Type II testicular germ cell tumors (TGCTs) are the most common solid malignancies in young men and are classified into seminomas and non-seminomatous subtypes. Seminomas are known for their highly pro-inflammatory tumor microenvironment (TME) with abundant immune cell infiltration. While previous work has demonstrated that the seminoma-derived cell line TCam-2 induces immune cell activation in co-culture and undergoes phenotypic changes itself, the underlying mechanisms remained unclear.
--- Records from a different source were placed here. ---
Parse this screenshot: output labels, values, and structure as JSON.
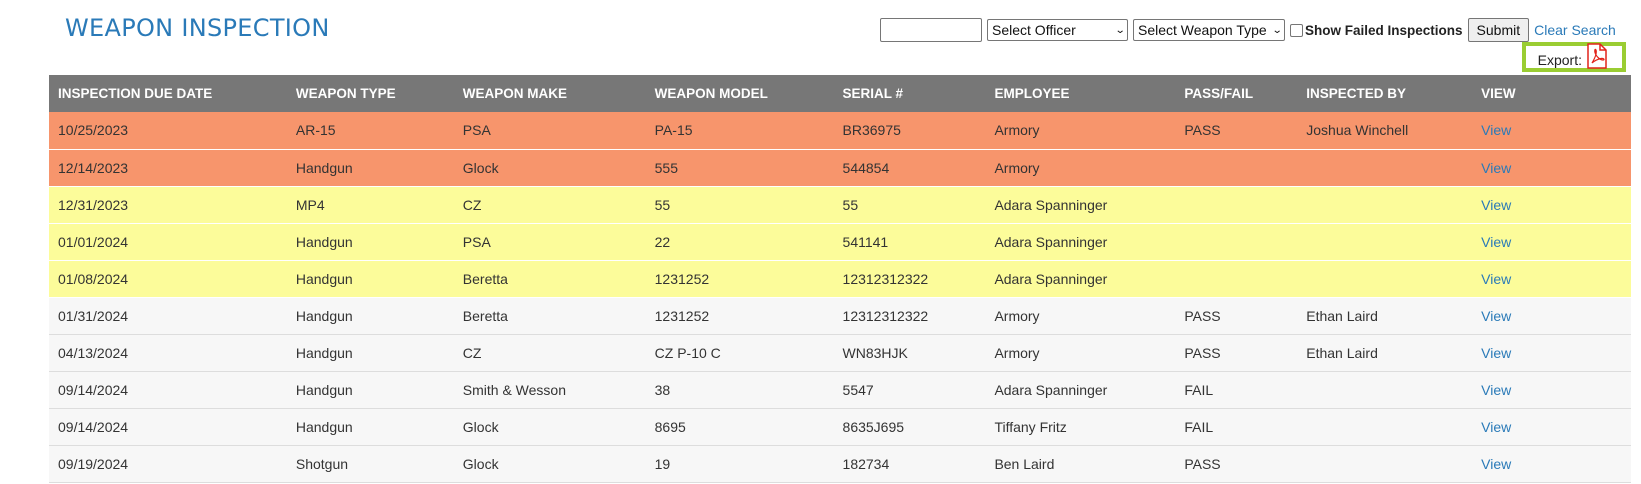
{
  "page": {
    "title": "WEAPON INSPECTION"
  },
  "search": {
    "input_value": "",
    "input_placeholder": "",
    "officer_select": "Select Officer",
    "weapon_type_select": "Select Weapon Type",
    "show_failed_label": "Show Failed Inspections",
    "show_failed_checked": false,
    "submit_label": "Submit",
    "clear_label": "Clear Search"
  },
  "export": {
    "label": "Export:",
    "icon": "pdf-icon"
  },
  "table": {
    "headers": [
      "INSPECTION DUE DATE",
      "WEAPON TYPE",
      "WEAPON MAKE",
      "WEAPON MODEL",
      "SERIAL #",
      "EMPLOYEE",
      "PASS/FAIL",
      "INSPECTED BY",
      "VIEW"
    ],
    "rows": [
      {
        "status": "overdue",
        "cells": [
          "10/25/2023",
          "AR-15",
          "PSA",
          "PA-15",
          "BR36975",
          "Armory",
          "PASS",
          "Joshua Winchell",
          "View"
        ]
      },
      {
        "status": "overdue",
        "cells": [
          "12/14/2023",
          "Handgun",
          "Glock",
          "555",
          "544854",
          "Armory",
          "",
          "",
          "View"
        ]
      },
      {
        "status": "due",
        "cells": [
          "12/31/2023",
          "MP4",
          "CZ",
          "55",
          "55",
          "Adara Spanninger",
          "",
          "",
          "View"
        ]
      },
      {
        "status": "due",
        "cells": [
          "01/01/2024",
          "Handgun",
          "PSA",
          "22",
          "541141",
          "Adara Spanninger",
          "",
          "",
          "View"
        ]
      },
      {
        "status": "due",
        "cells": [
          "01/08/2024",
          "Handgun",
          "Beretta",
          "1231252",
          "12312312322",
          "Adara Spanninger",
          "",
          "",
          "View"
        ]
      },
      {
        "status": "normal",
        "cells": [
          "01/31/2024",
          "Handgun",
          "Beretta",
          "1231252",
          "12312312322",
          "Armory",
          "PASS",
          "Ethan Laird",
          "View"
        ]
      },
      {
        "status": "normal",
        "cells": [
          "04/13/2024",
          "Handgun",
          "CZ",
          "CZ P-10 C",
          "WN83HJK",
          "Armory",
          "PASS",
          "Ethan Laird",
          "View"
        ]
      },
      {
        "status": "normal",
        "cells": [
          "09/14/2024",
          "Handgun",
          "Smith & Wesson",
          "38",
          "5547",
          "Adara Spanninger",
          "FAIL",
          "",
          "View"
        ]
      },
      {
        "status": "normal",
        "cells": [
          "09/14/2024",
          "Handgun",
          "Glock",
          "8695",
          "8635J695",
          "Tiffany Fritz",
          "FAIL",
          "",
          "View"
        ]
      },
      {
        "status": "normal",
        "cells": [
          "09/19/2024",
          "Shotgun",
          "Glock",
          "19",
          "182734",
          "Ben Laird",
          "PASS",
          "",
          "View"
        ]
      }
    ]
  },
  "colors": {
    "title": "#2a7ab8",
    "header_bg": "#777777",
    "overdue_row": "#f7956c",
    "due_row": "#fcfc9a",
    "normal_row": "#f7f7f7",
    "export_highlight": "#9acd32",
    "link": "#2a7ab8"
  }
}
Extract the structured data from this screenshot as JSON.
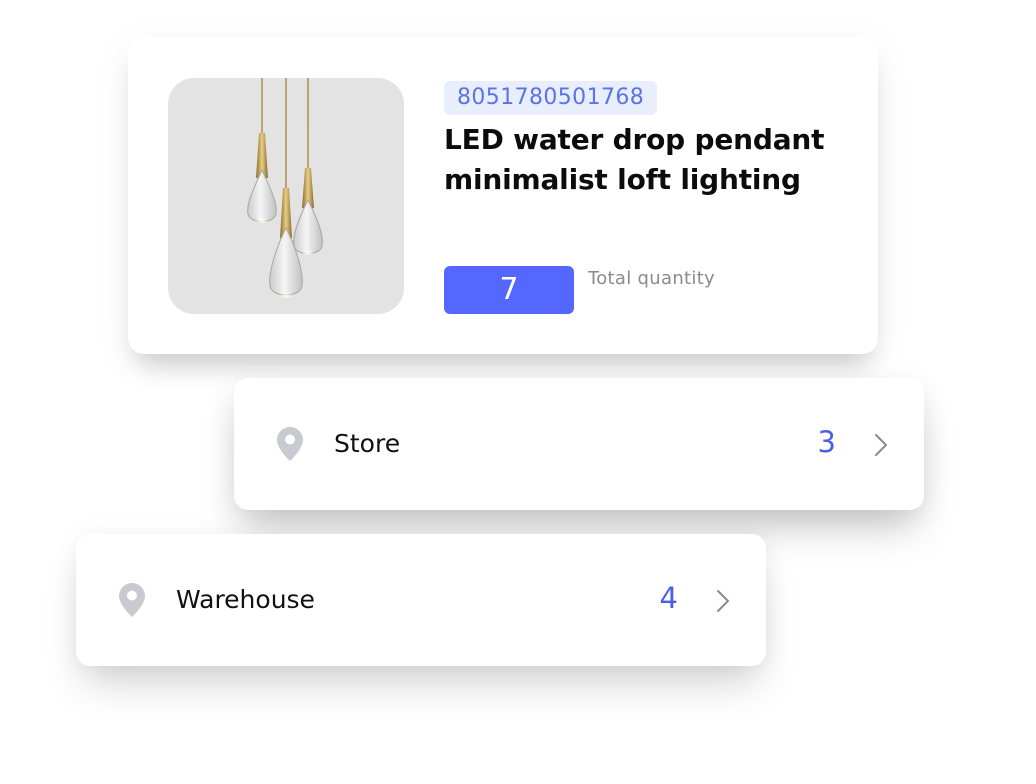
{
  "product": {
    "image_icon": "pendant-lamp-image",
    "barcode": "8051780501768",
    "title": "LED water drop pendant minimalist loft lighting",
    "total_quantity": "7",
    "total_quantity_label": "Total quantity"
  },
  "locations": [
    {
      "name": "Store",
      "count": "3",
      "icon": "location-pin-icon",
      "chevron": "chevron-right-icon"
    },
    {
      "name": "Warehouse",
      "count": "4",
      "icon": "location-pin-icon",
      "chevron": "chevron-right-icon"
    }
  ],
  "colors": {
    "accent": "#5468ff",
    "count_text": "#4a60e6",
    "badge_bg": "#e8eefc",
    "badge_text": "#5b73e8",
    "muted_text": "#8a8a8f",
    "pin_gray": "#c9c9d1",
    "image_bg": "#e3e3e3"
  }
}
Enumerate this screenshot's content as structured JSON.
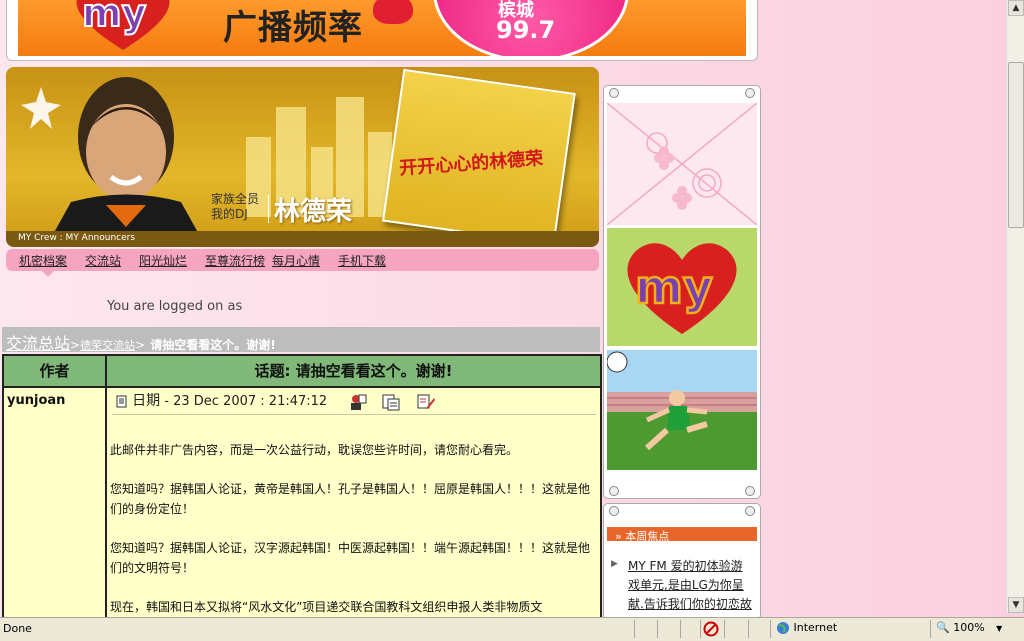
{
  "banner": {
    "title": "广播频率",
    "freq_label": "槟城",
    "freq_value": "99.7"
  },
  "hero": {
    "caption_line1": "家族全员",
    "caption_line2": "我的DJ",
    "dj_name": "林德荣",
    "crew_text": "MY Crew : MY Announcers",
    "magazine_title": "开开心心的林德荣"
  },
  "nav": {
    "items": [
      {
        "label": "机密档案"
      },
      {
        "label": "交流站"
      },
      {
        "label": "阳光灿烂"
      },
      {
        "label": "至尊流行榜"
      },
      {
        "label": "每月心情"
      },
      {
        "label": "手机下载"
      }
    ]
  },
  "login_text": "You are logged on as",
  "breadcrumb": {
    "root": "交流总站",
    "sep1": ">",
    "middle": "德荣交流站",
    "sep2": ">",
    "current": "请抽空看看这个。谢谢!"
  },
  "post_table": {
    "header_author": "作者",
    "header_topic": "话题: 请抽空看看这个。谢谢!",
    "author": "yunjoan",
    "date_label": "日期",
    "date_value": "- 23 Dec 2007 :  21:47:12",
    "paragraphs": [
      "此邮件并非广告内容，而是一次公益行动，耽误您些许时间，请您耐心看完。",
      "您知道吗？据韩国人论证，黄帝是韩国人！孔子是韩国人！！屈原是韩国人！！！这就是他们的身份定位！",
      "您知道吗？据韩国人论证，汉字源起韩国！中医源起韩国！！端午源起韩国！！！这就是他们的文明符号！",
      "现在，韩国和日本又拟将“风水文化”项目递交联合国教科文组织申报人类非物质文"
    ]
  },
  "right_panel": {
    "focus_title": "本周焦点",
    "focus_link": "MY FM 爱的初体验游戏单元,是由LG为你呈献.告诉我们你的初恋故事"
  },
  "status_bar": {
    "text": "Done",
    "zone": "Internet",
    "zoom": "100%"
  },
  "colors": {
    "banner_orange": "#f47b10",
    "hero_gold": "#e2b72a",
    "nav_pink": "#f6a5c0",
    "table_header_green": "#7fb878",
    "post_bg": "#ffffc9",
    "focus_orange": "#e9662a"
  }
}
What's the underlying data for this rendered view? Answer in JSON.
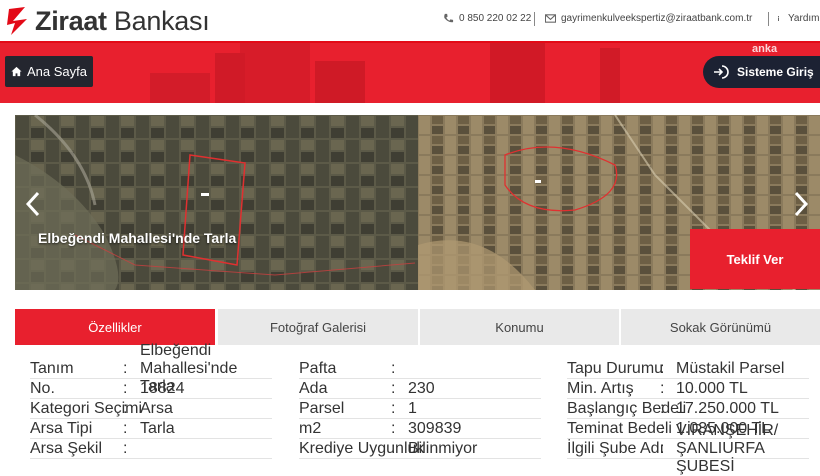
{
  "brand": {
    "name_bold": "Ziraat",
    "name_rest": " Bankası",
    "anka_text": "anka"
  },
  "header": {
    "phone": "0 850 220 02 22",
    "email": "gayrimenkulveekspertiz@ziraatbank.com.tr",
    "help": "Yardım"
  },
  "nav": {
    "home_label": "Ana Sayfa",
    "login_label": "Sisteme Giriş"
  },
  "slider": {
    "title": "Elbeğendi Mahallesi'nde Tarla",
    "offer_label": "Teklif Ver"
  },
  "tabs": [
    "Özellikler",
    "Fotoğraf Galerisi",
    "Konumu",
    "Sokak Görünümü"
  ],
  "colors": {
    "brand_red": "#e8202e",
    "dark_button": "#1c2233"
  },
  "properties": {
    "col1": [
      {
        "k": "Tanım",
        "v": "Elbeğendi Mahallesi'nde Tarla"
      },
      {
        "k": "No.",
        "v": "18824"
      },
      {
        "k": "Kategori Seçimi",
        "v": "Arsa"
      },
      {
        "k": "Arsa Tipi",
        "v": "Tarla"
      },
      {
        "k": "Arsa Şekil",
        "v": ""
      }
    ],
    "col2": [
      {
        "k": "Pafta",
        "v": ""
      },
      {
        "k": "Ada",
        "v": "230"
      },
      {
        "k": "Parsel",
        "v": "1"
      },
      {
        "k": "m2",
        "v": "309839"
      },
      {
        "k": "Krediye Uygunluk",
        "v": "Bilinmiyor"
      }
    ],
    "col3": [
      {
        "k": "Tapu Durumu",
        "v": "Müstakil Parsel"
      },
      {
        "k": "Min. Artış",
        "v": "10.000 TL"
      },
      {
        "k": "Başlangıç Bedeli",
        "v": "17.250.000 TL"
      },
      {
        "k": "Teminat Bedeli",
        "v": "1.035.000 TL"
      },
      {
        "k": "İlgili Şube Adı",
        "v": "VİRANŞEHİR/ŞANLIURFA ŞUBESİ"
      }
    ],
    "colon": ":"
  }
}
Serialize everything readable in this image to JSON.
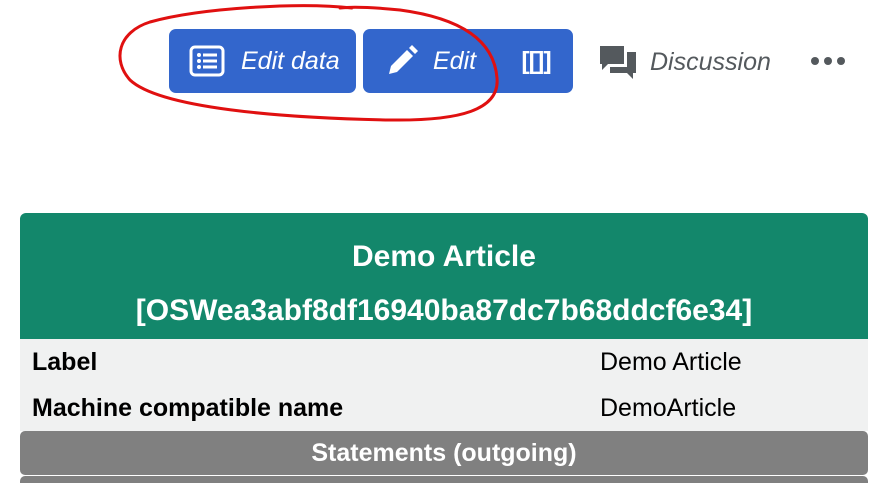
{
  "toolbar": {
    "edit_data_label": "Edit data",
    "edit_label": "Edit",
    "code_label": "[[]]",
    "discussion_label": "Discussion",
    "more_icon": "ellipsis-icon",
    "accent_color": "#3366cc"
  },
  "infobox": {
    "title": "Demo Article",
    "id": "[OSWea3abf8df16940ba87dc7b68ddcf6e34]",
    "header_color": "#13876b",
    "rows": [
      {
        "key": "Label",
        "value": "Demo Article"
      },
      {
        "key": "Machine compatible name",
        "value": "DemoArticle"
      }
    ],
    "section_title": "Statements (outgoing)"
  },
  "annotation": {
    "color": "#e01010",
    "shape": "hand-drawn ellipse"
  }
}
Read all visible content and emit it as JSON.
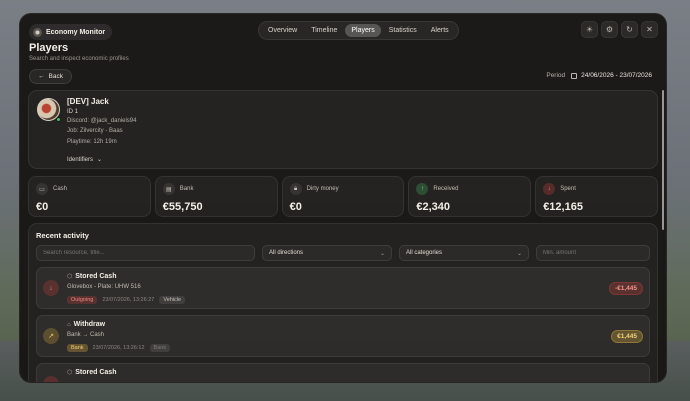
{
  "app": {
    "name": "Economy Monitor"
  },
  "nav": {
    "tabs": [
      "Overview",
      "Timeline",
      "Players",
      "Statistics",
      "Alerts"
    ],
    "active": "Players"
  },
  "top_icons": [
    "sun-icon",
    "gear-icon",
    "refresh-icon",
    "close-icon"
  ],
  "page": {
    "title": "Players",
    "subtitle": "Search and inspect economic profiles"
  },
  "back_label": "Back",
  "period": {
    "label": "Period",
    "value": "24/06/2026 - 23/07/2026"
  },
  "profile": {
    "name": "[DEV] Jack",
    "id": "ID 1",
    "discord": "Discord: @jack_daniels94",
    "job": "Job: Zilvercity - Baas",
    "playtime": "Playtime: 12h 19m",
    "identifiers_label": "Identifiers",
    "online": true
  },
  "stats": [
    {
      "label": "Cash",
      "value": "€0",
      "icon": "wallet-icon",
      "tone": "neutral"
    },
    {
      "label": "Bank",
      "value": "€55,750",
      "icon": "card-icon",
      "tone": "neutral"
    },
    {
      "label": "Dirty money",
      "value": "€0",
      "icon": "lock-icon",
      "tone": "neutral"
    },
    {
      "label": "Received",
      "value": "€2,340",
      "icon": "arrow-up-icon",
      "tone": "green"
    },
    {
      "label": "Spent",
      "value": "€12,165",
      "icon": "arrow-down-icon",
      "tone": "red"
    }
  ],
  "activity": {
    "title": "Recent activity",
    "search_placeholder": "Search resource, title...",
    "direction_filter": "All directions",
    "category_filter": "All categories",
    "amount_placeholder": "Min. amount",
    "rows": [
      {
        "title": "Stored Cash",
        "detail": "Glovebox - Plate: UHW 516",
        "badge": "Outgoing",
        "timestamp": "23/07/2026, 13:26:27",
        "tag": "Vehicle",
        "amount": "-€1,445",
        "direction": "out"
      },
      {
        "title": "Withdraw",
        "detail": "Bank → Cash",
        "badge": "Bank",
        "timestamp": "23/07/2026, 13:26:12",
        "tag": "Bank",
        "amount": "€1,445",
        "direction": "in"
      },
      {
        "title": "Stored Cash",
        "detail": "",
        "badge": "",
        "timestamp": "",
        "tag": "",
        "amount": "",
        "direction": "out"
      }
    ]
  }
}
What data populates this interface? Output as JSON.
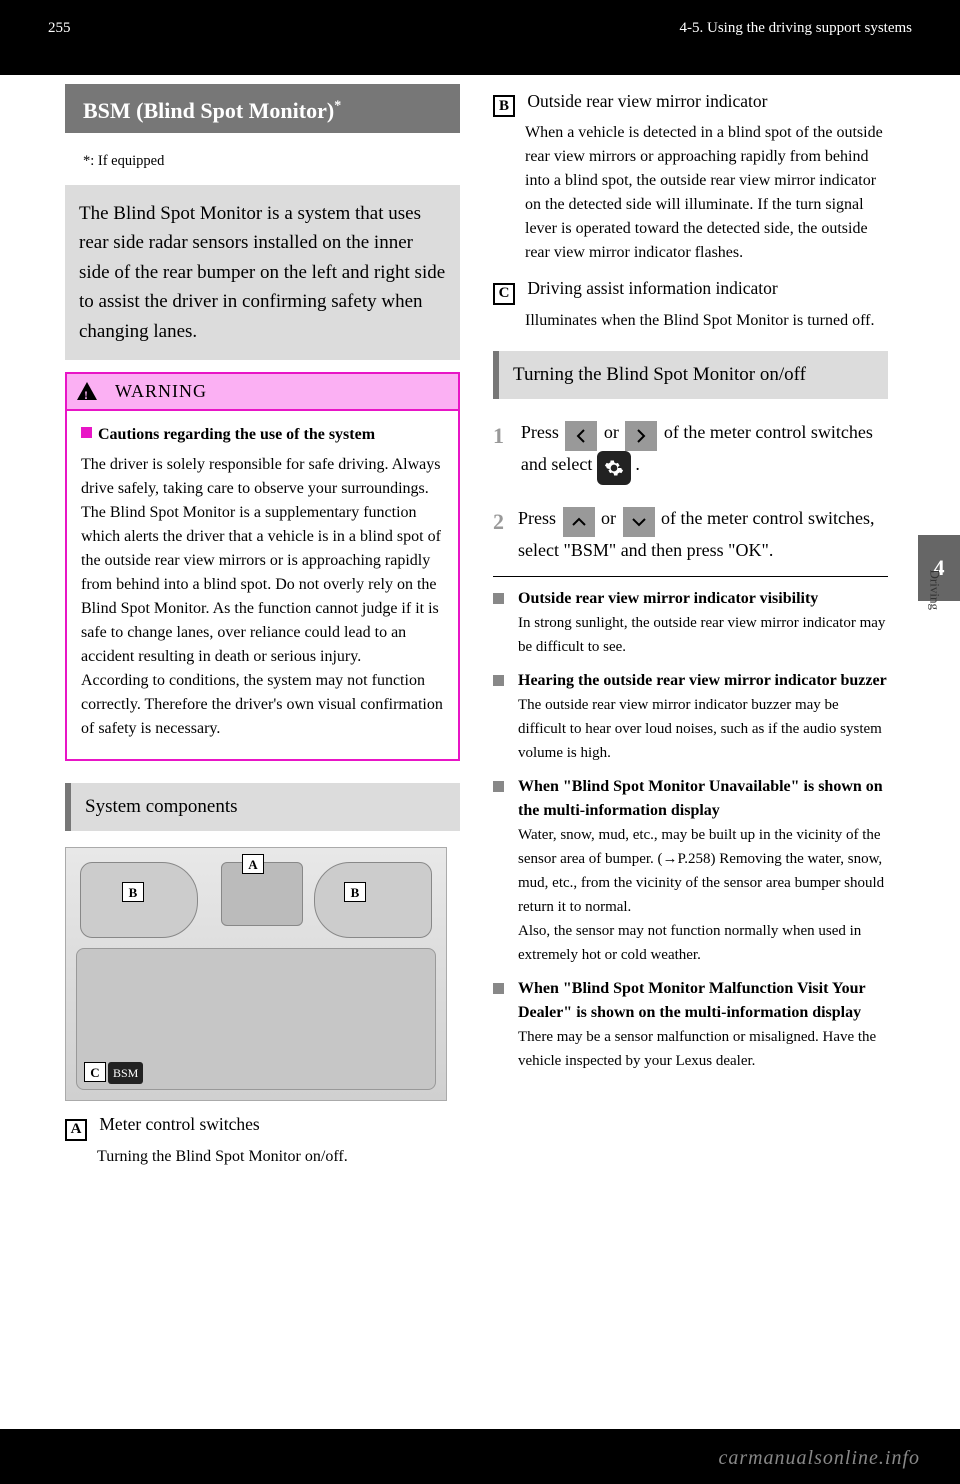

To explore the role of direct cell-cell interaction and the effects mediated by soluble mediators such as cytokines, we conducted co-culture experiments of TCam-2 cells with purified human T cells or monocytes, including Transwell assays and treatments with IL-6, TNFα, or their respective blocking antibodies Tocilizumab and Adalimumab. In this way, we found that immune cell activation, indicated by enhanced secretion of pro-inflammatory cytokines and an upregulation of activation markers, strongly depended on direct physical contact between both cell types. Nonetheless, we also unveiled the role of soluble mediators in both immune cell activation and promoting a shift in TCam-2 cells from a seminoma-like phenotype to a more dedifferentiated phenotype, suggesting that cytokines critically shape the TME. These observations highlight the complexity of tumor-immune interactions in the seminoma microenvironment, offering new insight into immune-driven dynamics in TGCTs.